Bibliography

Computerized Adaptive Testing. CATs (since 1970) are inspired by the item response theory (IRT) developed in 1947, also known as latent trait models [Computerized Adaptive Testing, A Primer, 1990].

Intelligent Tutoring Systems. Other user models are based on relationships between several concepts developed in a course hierarchy and knowledge propagation schemes [Adaptive Assessment using Granularity Hierarchies and Bayesian Nets, 1996]. Most of these models rely on Bayesian networks which nodes represent the different skills to acquire [User Models for Adaptive Hypermedia and Adaptive Educational Systems, 2007], [Authoring Intelligent Tutoring Systems: An Analysis of the State of the Art, 1999].

Multiple-Choice Questions. Since the 60s, there has been growing interest in clustering MCQ results [Numerical Taxonomy using MCQ data, 1993] [Classification of Students by Numerical Taxonomy, 1993], notably in the current large scale data era [Approaches to data analysis of multiple-choice questions, 2009]. However, MCQ seem to correspond to surface approach (memory and reproduction skills) more than deep approach (comprehension skills) [The influence of assessment method on students’ learning approaches: Multiple choice question examination versus assignment essay, 1998]. According to some studies, a combination of partial knowledge and guesswork sometimes is enough to answer MCQ correctly, therefore the results do not reflect a student’s real abilities [There’s no Confidence in Multiple-Choice Testing, 2002]. More recent experiments highlighted that asking the examinee to provide a confidence parameter along with her answer gives a more accurate feedback for both the examinee and the examiner [Can Confidence Assessment Enhance Traditional Multiple-Choice Testing?, 2008]. I think MCQ answers could be calibrated in order to correspond to common pattern errors.

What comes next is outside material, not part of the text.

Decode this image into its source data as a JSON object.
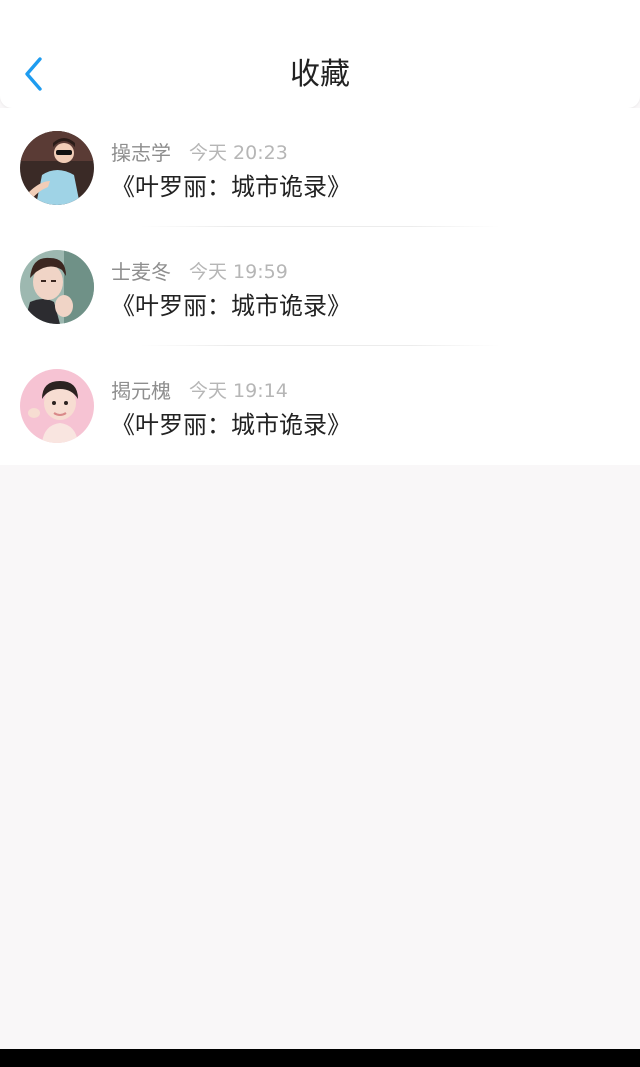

Short-answer questions. Recent work consider short-answer questions [e-Assessment for learning? The potential of short-answer free-text questions with tailored feedback, 2009] with NLP (notably latent Dirichlet allocation) to group similar answers [Powergrading: a Clustering Approach to Amplify Human Effort for Short Answer Grading, 2013]. The main goal is to minimize human corrections via clustering or peer assessment [Scaling Short-answer Grading by Combining Peer Assessment with Algorithmic Scoring, 2014].

Q-matrix. Takaoka created the q-matrix, an adjacency matrix between questions and skills. This belongs to the educational data mining field and recent works tend to factorize these matrices in order to infer some links between concepts or between skills [Conditions for effectively deriving a Q-Matrix from data with Non-negative Matrix Factorization, 2011].

Computerized Classification Testing. Placement tests are linked to computerized classification testing, similar to CATs [A Practitioner’s Guide for Variable-length Computerized Classification Testing, 2007] [Item Selection in Computerized Classification Testing, 2009].